Kommentar von Benno Schirrmeister über die Schäden der Bamf-Skandalisierung: Sturmgeschütz des Rassenhasses
Wow, wie dürftig: Der Bamf-Skandal, der Deutschland das Frühjahr 2018 über in Atem gehalten hatte, ist zusammengeschrumpft auf nicht viel mehr als die vage Annahme, dass eine Amtsleiterin zwei Übernachtungen à 65 Euro möglicherweise nicht korrekt abgerechnet hat. Das wäre, wenn es wahr wäre, nicht redlich. Aber es hätte bundespolitisch überhaupt keinen Belang.
Der Verdacht aber, nach dem Ulrike B., die Leiterin der Außenstelle des Bundesamts für Migration und Flüchtlinge, illegal Aufenthaltstitel ausgestellt hätte: Von dem Vorwurf ist nach Prüfung des Bremer Landgerichts nichts übrig. So, wie die Verwaltungsgerichte ihre ausländerrechtlichen Entscheidungen bestätigt haben, kann auch die zuständige Strafkammer in Ulrike B.s Führung der Amtsgeschäfte kein Unrecht erkennen. Anstoß daran nehmen konnten nur die Bamf-Zentrale in Nürnberg und die politische Führung in Berlin, der es wichtiger ist, Dublin-Abschiebungen durchzusetzen als Menschenrechte.
Leid tun kann einem Ulrike B., die mit Disziplinarverfahren und schäbiger Berichterstattung überzogen wurde; die Anwaltskosten sind auch nicht von Pappe.
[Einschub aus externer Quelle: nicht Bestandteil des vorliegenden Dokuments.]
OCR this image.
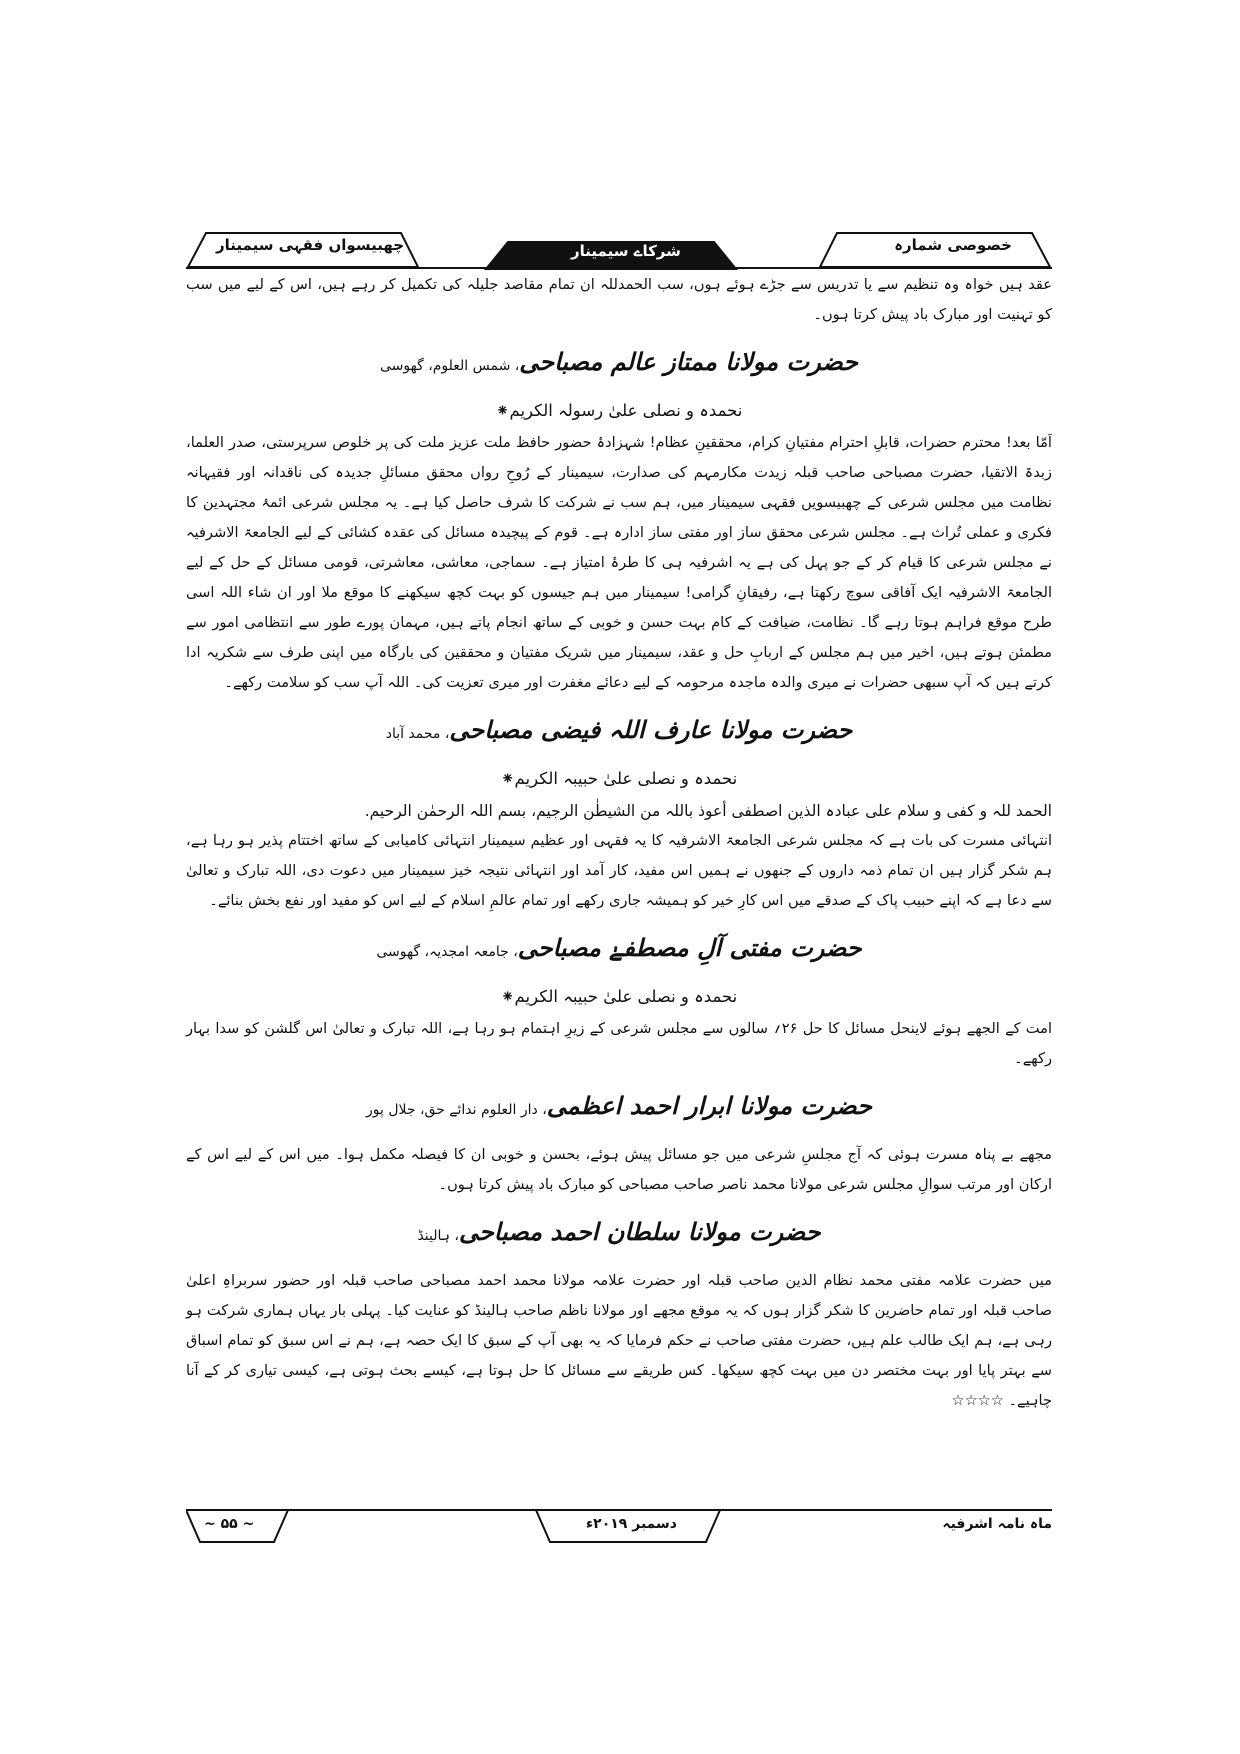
چھبیسواں فقہی سیمینار	شرکاے سیمینار	خصوصی شمارہ

عقد ہیں خواہ وہ تنظیم سے یا تدریس سے جڑے ہوئے ہوں، سب الحمدللہ ان تمام مقاصد جلیلہ کی تکمیل کر رہے ہیں، اس کے لیے میں سب کو تہنیت اور مبارک باد پیش کرتا ہوں۔

حضرت مولانا ممتاز عالم مصباحی، شمس العلوم، گھوسی
نحمدہ و نصلی علیٰ رسولہ الکریم⁕

اَمّا بعد! محترم حضرات، قابلِ احترام مفتیانِ کرام، محققینِ عظام! شہزادۂ حضور حافظ ملت عزیز ملت کی پر خلوص سرپرستی، صدر العلما، زبدۃ الاتقیا، حضرت مصباحی صاحب قبلہ زیدت مکارمہم کی صدارت، سیمینار کے رُوحِ رواں محقق مسائلِ جدیدہ کی ناقدانہ اور فقیہانہ نظامت میں مجلس شرعی کے چھبیسویں فقہی سیمینار میں، ہم سب نے شرکت کا شرف حاصل کیا ہے۔ یہ مجلس شرعی ائمۂ مجتہدین کا فکری و عملی تُراث ہے۔ مجلس شرعی محقق ساز اور مفتی ساز ادارہ ہے۔ قوم کے پیچیدہ مسائل کی عقدہ کشائی کے لیے الجامعۃ الاشرفیہ نے مجلس شرعی کا قیام کر کے جو پہل کی ہے یہ اشرفیہ ہی کا طرۂ امتیاز ہے۔ سماجی، معاشی، معاشرتی، قومی مسائل کے حل کے لیے الجامعۃ الاشرفیہ ایک آفاقی سوچ رکھتا ہے، رفیقانِ گرامی! سیمینار میں ہم جیسوں کو بہت کچھ سیکھنے کا موقع ملا اور ان شاء اللہ اسی طرح موقع فراہم ہوتا رہے گا۔ نظامت، ضیافت کے کام بہت حسن و خوبی کے ساتھ انجام پاتے ہیں، مہمان پورے طور سے انتظامی امور سے مطمئن ہوتے ہیں، اخیر میں ہم مجلس کے اربابِ حل و عقد، سیمینار میں شریک مفتیان و محققین کی بارگاہ میں اپنی طرف سے شکریہ ادا کرتے ہیں کہ آپ سبھی حضرات نے میری والدہ ماجدہ مرحومہ کے لیے دعائے مغفرت اور میری تعزیت کی۔ اللہ آپ سب کو سلامت رکھے۔

حضرت مولانا عارف اللہ فیضی مصباحی، محمد آباد
نحمدہ و نصلی علیٰ حبیبہ الکریم⁕

الحمد للہ و کفی و سلام علی عبادہ الذین اصطفی أعوذ باللہ من الشیطٰن الرجیم، بسم اللہ الرحمٰن الرحیم.

انتہائی مسرت کی بات ہے کہ مجلس شرعی الجامعۃ الاشرفیہ کا یہ فقہی اور عظیم سیمینار انتہائی کامیابی کے ساتھ اختتام پذیر ہو رہا ہے، ہم شکر گزار ہیں ان تمام ذمہ داروں کے جنھوں نے ہمیں اس مفید، کار آمد اور انتہائی نتیجہ خیز سیمینار میں دعوت دی، اللہ تبارک و تعالیٰ سے دعا ہے کہ اپنے حبیب پاک کے صدقے میں اس کارِ خیر کو ہمیشہ جاری رکھے اور تمام عالمِ اسلام کے لیے اس کو مفید اور نفع بخش بنائے۔

حضرت مفتی آلِ مصطفےٰ مصباحی، جامعہ امجدیہ، گھوسی
نحمدہ و نصلی علیٰ حبیبہ الکریم⁕

امت کے الجھے ہوئے لاینحل مسائل کا حل ۲۶؍ سالوں سے مجلس شرعی کے زیرِ اہتمام ہو رہا ہے، اللہ تبارک و تعالیٰ اس گلشن کو سدا بہار رکھے۔

حضرت مولانا ابرار احمد اعظمی، دار العلوم ندائے حق، جلال پور

مجھے بے پناہ مسرت ہوئی کہ آج مجلسِ شرعی میں جو مسائل پیش ہوئے، بحسن و خوبی ان کا فیصلہ مکمل ہوا۔ میں اس کے لیے اس کے ارکان اور مرتب سوالِ مجلس شرعی مولانا محمد ناصر صاحب مصباحی کو مبارک باد پیش کرتا ہوں۔

حضرت مولانا سلطان احمد مصباحی، ہالینڈ

میں حضرت علامہ مفتی محمد نظام الدین صاحب قبلہ اور حضرت علامہ مولانا محمد احمد مصباحی صاحب قبلہ اور حضور سربراہِ اعلیٰ صاحب قبلہ اور تمام حاضرین کا شکر گزار ہوں کہ یہ موقع مجھے اور مولانا ناظم صاحب ہالینڈ کو عنایت کیا۔ پہلی بار یہاں ہماری شرکت ہو رہی ہے، ہم ایک طالب علم ہیں، حضرت مفتی صاحب نے حکم فرمایا کہ یہ بھی آپ کے سبق کا ایک حصہ ہے، ہم نے اس سبق کو تمام اسباق سے بہتر پایا اور بہت مختصر دن میں بہت کچھ سیکھا۔ کس طریقے سے مسائل کا حل ہوتا ہے، کیسے بحث ہوتی ہے، کیسی تیاری کر کے آنا چاہیے۔ ☆☆☆☆

~ ۵۵ ~	دسمبر ۲۰۱۹ء	ماہ نامہ اشرفیہ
Noch schwerer wiegt der Stimmungswandel, den die professionelle Verbreitung des Gerüchts befeuert hat. Denn ja, in dieser Affäre hat sich namentlich der Spiegel als Sturmgeschütz des Ausländerhasses betätigt: Mehrfach raunte sein Suggestiv-Team was vom „Schlupfloch“ Bremen und fragte, wie groß wohl das Sicherheitsrisiko sei, das durch die schlimm menschenrechtskonforme Behördenpraxis entstanden wäre.
Die Antwort lautet: klein. Sehr klein. Und nicht zuletzt dank Spiegel viel kleiner als die Gefahr, in Deutschland mit entsprechender Pigmentierung Opfer eines rassistisch motivierten Überfalls zu werden.